Bucketization turns a continuous variable into a categorical one with a small number of bins. Once bucketized, the variable behaves like any other categorical feature for the purpose of crossing. The advantage over a raw numerical product is that the model can learn distinct weights for each cell in the grid, capturing sharp regional patterns that a smooth product term would average out.

## why feature crosses matter

### enabling nonlinearity in linear models

A [linear model](/wiki/linear_model) computes predictions as a weighted sum of input features. Without feature crosses, it can only represent additive relationships. The effect of feature A is independent of feature B. Many real-world problems violate this assumption. By adding the product A * B as a new feature, the model can capture the interaction effect, which is the contribution that appears only when both A and B take certain values simultaneously.

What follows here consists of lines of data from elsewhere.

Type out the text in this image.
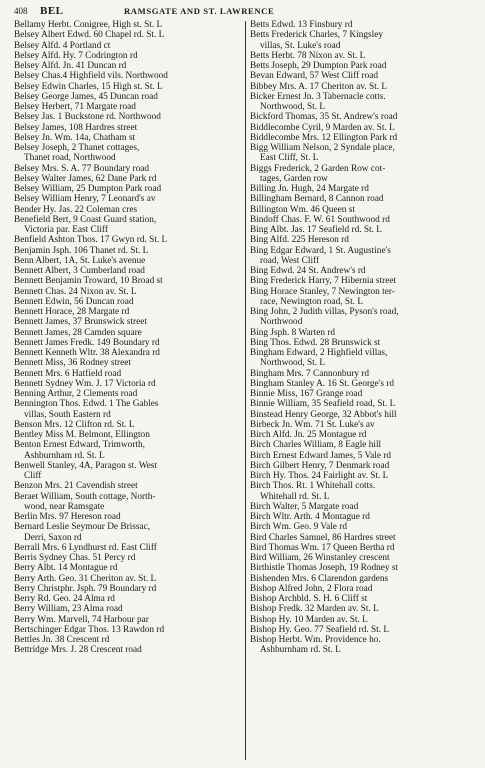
408 BEL	RAMSGATE AND ST. LAWRENCE
Bellamy Herbt. Conigree, High st. St. L
Belsey Albert Edwd. 60 Chapel rd. St. L
Belsey Alfd. 4 Portland ct
Belsey Alfd. Hy. 7 Codrington rd
Belsey Alfd. Jn. 41 Duncan rd
Belsey Chas.4 Highfield vils. Northwood
Belsey Edwin Charles, 15 High st. St. L
Belsey George James, 45 Duncan road
Belsey Herbert, 71 Margate road
Belsey Jas. 1 Buckstone rd. Northwood
Belsey James, 108 Hardres street
Belsey Jn. Wm. 14a, Chatham st
Belsey Joseph, 2 Thanet cottages,
Thanet road, Northwood
Belsey Mrs. S. A. 77 Boundary road
Belsey Walter James, 62 Dane Park rd
Belsey William, 25 Dumpton Park road
Belsey William Henry, 7 Leonard's av
Bender Hy. Jas. 22 Coleman cres
Benefield Bert, 9 Coast Guard station,
Victoria par. East Cliff
Benfield Ashton Thos. 17 Gwyn rd. St. L
Benjamin Jsph. 106 Thanet rd. St. L
Benn Albert, 1A, St. Luke's avenue
Bennett Albert, 3 Cumberland road
Bennett Benjamin Troward, 10 Broad st
Bennett Chas. 24 Nixon av. St. L
Bennett Edwin, 56 Duncan road
Bennett Horace, 28 Margate rd
Bennett James, 37 Brunswick street
Bennett James, 28 Camden square
Bennett James Fredk. 149 Boundary rd
Bennett Kenneth Wltr. 38 Alexandra rd
Bennett Miss, 36 Rodney street
Bennett Mrs. 6 Hatfield road
Bennett Sydney Wm. J. 17 Victoria rd
Benning Arthur, 2 Clements road
Bennington Thos. Edwd. 1 The Gables
villas, South Eastern rd
Benson Mrs. 12 Clifton rd. St. L
Bentley Miss M. Belmont, Ellington
Benton Ernest Edward, Trimworth,
Ashburnham rd. St. L
Benwell Stanley, 4A, Paragon st. West
Cliff
Benzon Mrs. 21 Cavendish street
Beraet William, South cottage, North-
wood, near Ramsgate
Berlin Mrs. 97 Hereson road
Bernard Leslie Seymour De Brissac,
Derri, Saxon rd
Berrall Mrs. 6 Lyndhurst rd. East Cliff
Berris Sydney Chas. 51 Percy rd
Berry Albt. 14 Montague rd
Berry Arth. Geo. 31 Cheriton av. St. L
Berry Christphr. Jsph. 79 Boundary rd
Berry Rd. Geo. 24 Alma rd
Berry William, 23 Alma road
Berry Wm. Marvell, 74 Harbour par
Bertschinger Edgar Thos. 13 Rawdon rd
Bettles Jn. 38 Crescent rd
Bettridge Mrs. J. 28 Crescent road
Betts Edwd. 13 Finsbury rd
Betts Frederick Charles, 7 Kingsley
villas, St. Luke's road
Betts Herbt. 78 Nixon av. St. L
Betts Joseph, 29 Dumpton Park road
Bevan Edward, 57 West Cliff road
Bibbey Mrs. A. 17 Cheriton av. St. L
Bicker Ernest Jn. 3 Tabernacle cotts.
Northwood, St. L
Bickford Thomas, 35 St. Andrew's road
Biddlecombe Cyril, 9 Marden av. St. L
Biddlecombe Mrs. 12 Ellington Park rd
Bigg William Nelson, 2 Syndale place,
East Cliff, St. L
Biggs Frederick, 2 Garden Row cot-
tages, Garden row
Billing Jn. Hugh, 24 Margate rd
Billingham Bernard, 8 Cannon road
Billington Wm. 46 Queen st
Bindoff Chas. F. W. 61 Southwood rd
Bing Albt. Jas. 17 Seafield rd. St. L
Bing Alfd. 225 Hereson rd
Bing Edgar Edward, 1 St. Augustine's
road, West Cliff
Bing Edwd. 24 St. Andrew's rd
Bing Frederick Harry, 7 Hibernia street
Bing Horace Stanley, 7 Newington ter-
race, Newington road, St. L
Bing John, 2 Judith villas, Pyson's road,
Northwood
Bing Jsph. 8 Warten rd
Bing Thos. Edwd. 28 Brunswick st
Bingham Edward, 2 Highfield villas,
Northwood, St. L
Bingham Mrs. 7 Cannonbury rd
Bingham Stanley A. 16 St. George's rd
Binnie Miss, 167 Grange road
Binnie William, 35 Seafield road, St. L
Binstead Henry George, 32 Abbot's hill
Birbeck Jn. Wm. 71 St. Luke's av
Birch Alfd. Jn. 25 Montague rd
Birch Charles William, 8 Eagle hill
Birch Ernest Edward James, 5 Vale rd
Birch Gilbert Henry, 7 Denmark road
Birch Hy. Thos. 24 Fairlight av. St. L
Birch Thos. Rt. 1 Whitehall cotts.
Whitehall rd. St. L
Birch Walter, 5 Margate road
Birch Wltr. Arth. 4 Montague rd
Birch Wm. Geo. 9 Vale rd
Bird Charles Samuel, 86 Hardres street
Bird Thomas Wm. 17 Queen Bertha rd
Bird William, 26 Winstanley crescent
Birthistle Thomas Joseph, 19 Rodney st
Bishenden Mrs. 6 Clarendon gardens
Bishop Alfred John, 2 Flora road
Bishop Archbld. S. H. 6 Cliff st
Bishop Fredk. 32 Marden av. St. L
Bishop Hy. 10 Marden av. St. L
Bishop Hy. Geo. 77 Seafield rd. St. L
Bishop Herbt. Wm. Providence ho.
Ashburnham rd. St. L
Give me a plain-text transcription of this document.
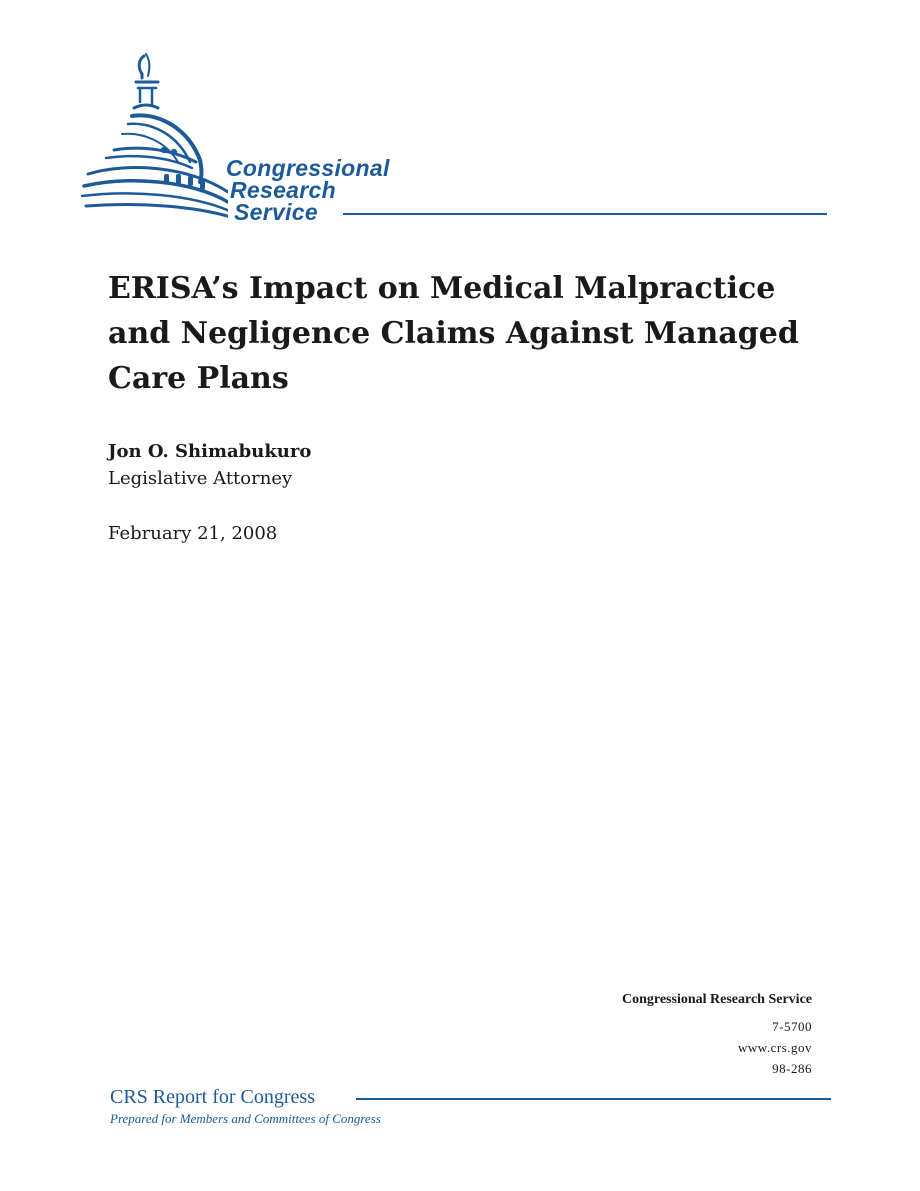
Congressional
Research
Service
ERISA’s Impact on Medical Malpractice and Negligence Claims Against Managed Care Plans
Jon O. Shimabukuro
Legislative Attorney
February 21, 2008
Congressional Research Service
7-5700
www.crs.gov
98-286
CRS Report for Congress
Prepared for Members and Committees of Congress
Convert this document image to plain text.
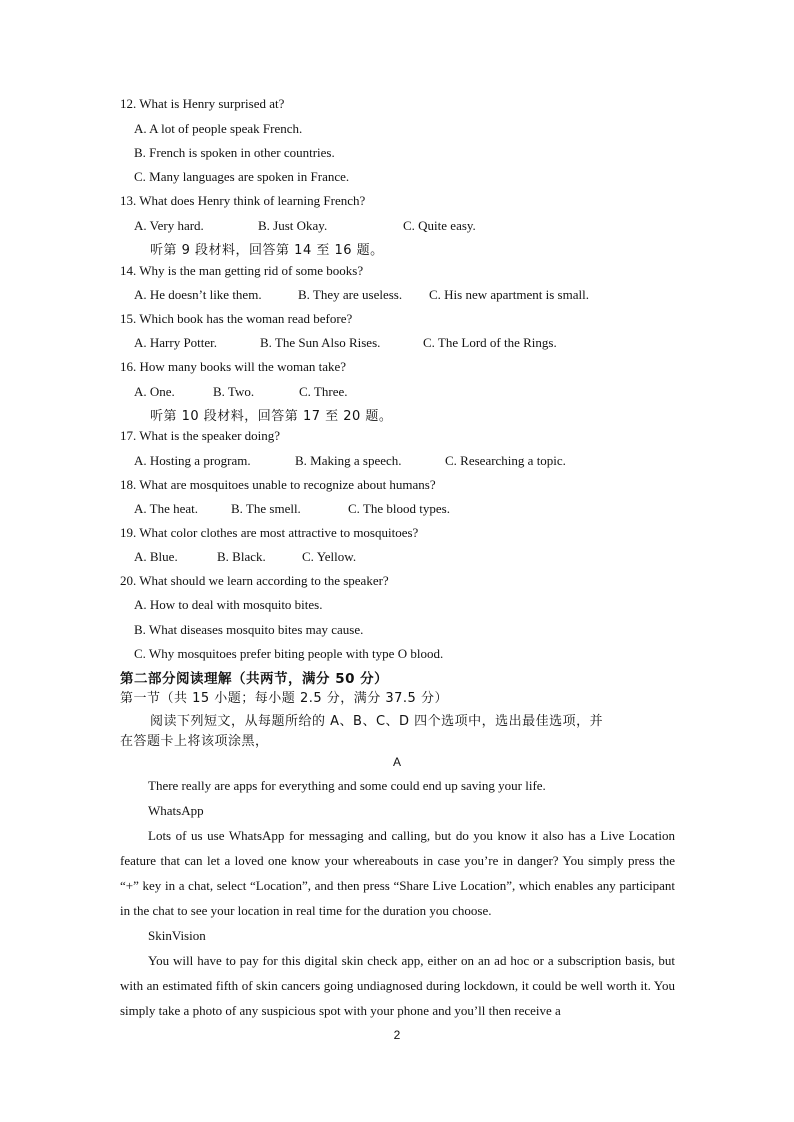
12. What is Henry surprised at?
A. A lot of people speak French.
B. French is spoken in other countries.
C. Many languages are spoken in France.
13. What does Henry think of learning French?
A. Very hard.	B. Just Okay.	C. Quite easy.
听第 9 段材料，回答第 14 至 16 题。
14. Why is the man getting rid of some books?
A. He doesn’t like them.	B. They are useless. C. His new apartment is small.
15. Which book has the woman read before?
A. Harry Potter.	B. The Sun Also Rises.	C. The Lord of the Rings.
16. How many books will the woman take?
A. One.	B. Two.	C. Three.
听第 10 段材料，回答第 17 至 20 题。
17. What is the speaker doing?
A. Hosting a program.	B. Making a speech.	C. Researching a topic.
18. What are mosquitoes unable to recognize about humans?
A. The heat.	B. The smell.	C. The blood types.
19. What color clothes are most attractive to mosquitoes?
A. Blue.	B. Black.	C. Yellow.
20. What should we learn according to the speaker?
A. How to deal with mosquito bites.
B. What diseases mosquito bites may cause.
C. Why mosquitoes prefer biting people with type O blood.
第二部分阅读理解（共两节，满分 50 分）
第一节（共 15 小题；每小题 2.5 分，满分 37.5 分）
阅读下列短文，从每题所给的 A、B、C、D 四个选项中，选出最佳选项，并
在答题卡上将该项涂黑，
A
There really are apps for everything and some could end up saving your life.
WhatsApp
Lots of us use WhatsApp for messaging and calling, but do you know it also has a Live Location feature that can let a loved one know your whereabouts in case you’re in danger? You simply press the “+” key in a chat, select “Location”, and then press “Share Live Location”, which enables any participant in the chat to see your location in real time for the duration you choose.
SkinVision
You will have to pay for this digital skin check app, either on an ad hoc or a subscription basis, but with an estimated fifth of skin cancers going undiagnosed during lockdown, it could be well worth it. You simply take a photo of any suspicious spot with your phone and you’ll then receive a
2
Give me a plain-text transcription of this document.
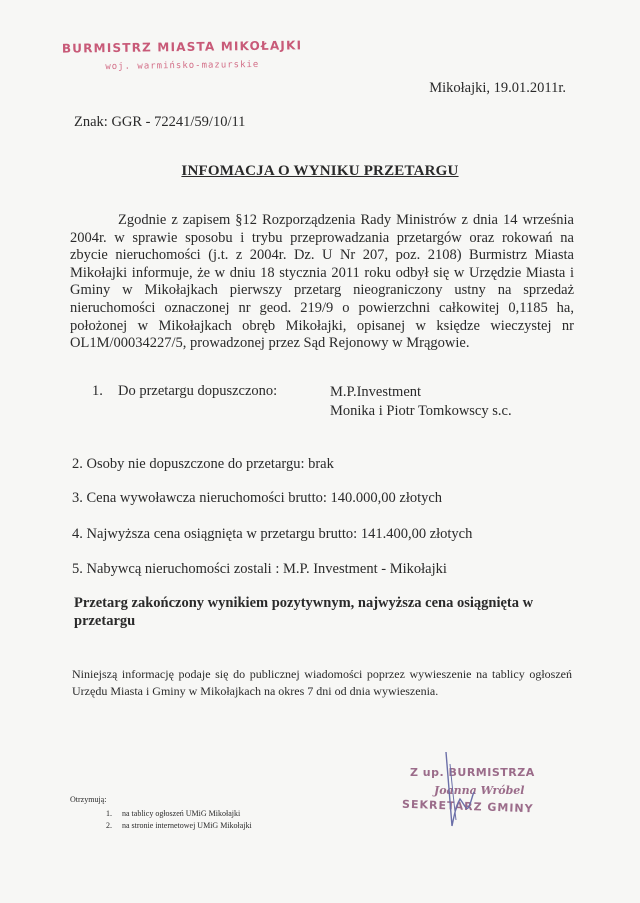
BURMISTRZ MIASTA MIKOŁAJKI
woj. warmińsko-mazurskie
Mikołajki, 19.01.2011r.
Znak: GGR - 72241/59/10/11
INFOMACJA O WYNIKU PRZETARGU
Zgodnie z zapisem §12 Rozporządzenia Rady Ministrów z dnia 14 września 2004r. w sprawie sposobu i trybu przeprowadzania przetargów oraz rokowań na zbycie nieruchomości (j.t. z 2004r. Dz. U Nr 207, poz. 2108) Burmistrz Miasta Mikołajki informuje, że w dniu 18 stycznia 2011 roku odbył się w Urzędzie Miasta i Gminy w Mikołajkach pierwszy przetarg nieograniczony ustny na sprzedaż nieruchomości oznaczonej nr geod. 219/9 o powierzchni całkowitej 0,1185 ha, położonej w Mikołajkach obręb Mikołajki, opisanej w księdze wieczystej nr OL1M/00034227/5, prowadzonej przez Sąd Rejonowy w Mrągowie.
1. Do przetargu dopuszczono:	M.P.Investment
Monika i Piotr Tomkowscy s.c.
2. Osoby nie dopuszczone do przetargu: brak
3. Cena wywoławcza nieruchomości brutto: 140.000,00 złotych
4. Najwyższa cena osiągnięta w przetargu brutto: 141.400,00 złotych
5. Nabywcą nieruchomości zostali : M.P. Investment - Mikołajki
Przetarg zakończony wynikiem pozytywnym, najwyższa cena osiągnięta w przetargu
Niniejszą informację podaje się do publicznej wiadomości poprzez wywieszenie na tablicy ogłoszeń Urzędu Miasta i Gminy w Mikołajkach na okres 7 dni od dnia wywieszenia.
Otrzymują:
1. na tablicy ogłoszeń UMiG Mikołajki
2. na stronie internetowej UMiG Mikołajki
Z up. BURMISTRZA
Joanna Wróbel
SEKRETARZ GMINY
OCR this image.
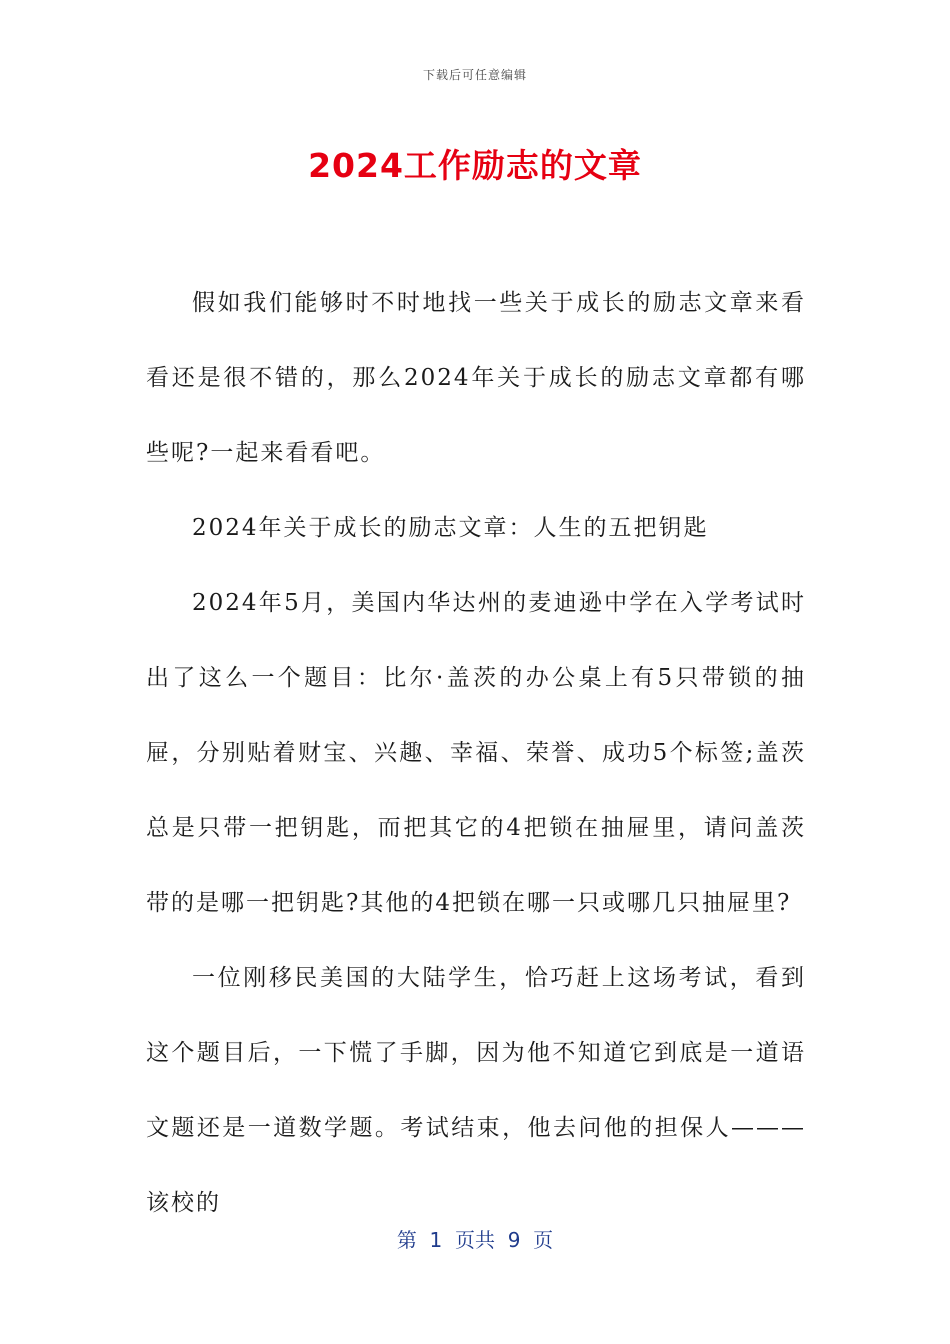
下载后可任意编辑
2024工作励志的文章

假如我们能够时不时地找一些关于成长的励志文章来看看还是很不错的，那么2024年关于成长的励志文章都有哪些呢?一起来看看吧。

2024年关于成长的励志文章：人生的五把钥匙

2024年5月，美国内华达州的麦迪逊中学在入学考试时出了这么一个题目：比尔·盖茨的办公桌上有5只带锁的抽屉，分别贴着财宝、兴趣、幸福、荣誉、成功5个标签;盖茨总是只带一把钥匙，而把其它的4把锁在抽屉里，请问盖茨带的是哪一把钥匙?其他的4把锁在哪一只或哪几只抽屉里?

一位刚移民美国的大陆学生，恰巧赶上这场考试，看到这个题目后，一下慌了手脚，因为他不知道它到底是一道语文题还是一道数学题。考试结束，他去问他的担保人———该校的

第  1  页共  9  页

Consider a fraud detection system. The features `transaction_amount` and `time_of_day` may each be weak predictors of fraud on their own. But a high transaction amount at 3 AM is far more suspicious than the same amount at noon. The crossed feature `transaction_amount * time_of_day` lets a linear model learn this nuance.

### memorization of specific patterns

Feature crosses excel at memorization: learning that a particular combination of inputs maps to a particular output. In recommendation systems, for example, a cross of `user_id x item_id` lets the model memorize which user-item pairs led to clicks. This memorization ability is central to Google's Wide and Deep architecture, discussed later in this article.[1]

Memorization and generalization are often described as two sides of the same coin in [recommender system](/wiki/recommender_system) design. Memorization captures co-occurrences that have been observed frequently in training data. Generalization extrapolates to combinations that were rare or unseen. Crossed features lean strongly toward memorization, while [embeddings](/wiki/embedding_vector) and dense neural layers lean toward generalization. Production systems usually need both.

### computational simplicity

Compared to deploying a [neural network](/wiki/neural_network) with multiple hidden layers, feature crosses provide interaction modeling at minimal computational cost. They require no gradient-based interaction discovery; the engineer specifies the cross, and the model learns the weights. Training and inference remain fast because the underlying model is still linear, which means a single matrix-vector multiplication at inference time.

This simplicity makes crosses attractive for latency-sensitive deployments such as ad-serving systems that must produce predictions in single-digit milliseconds. The underlying model, often [logistic regression](/wiki/logistic_regression) or a [follow-the-regularized-leader](/wiki/ftrl) variant, can be served on commodity CPUs without specialized hardware.

### interpretability

A cross feature has a clear semantic meaning. The weight on `country=Japan x device=mobile` directly answers the question "how much does being on a mobile device in Japan increase the predicted click rate?" That kind of inspectability matters for debugging models, explaining decisions to stakeholders, and complying with regulatory requirements that demand model transparency.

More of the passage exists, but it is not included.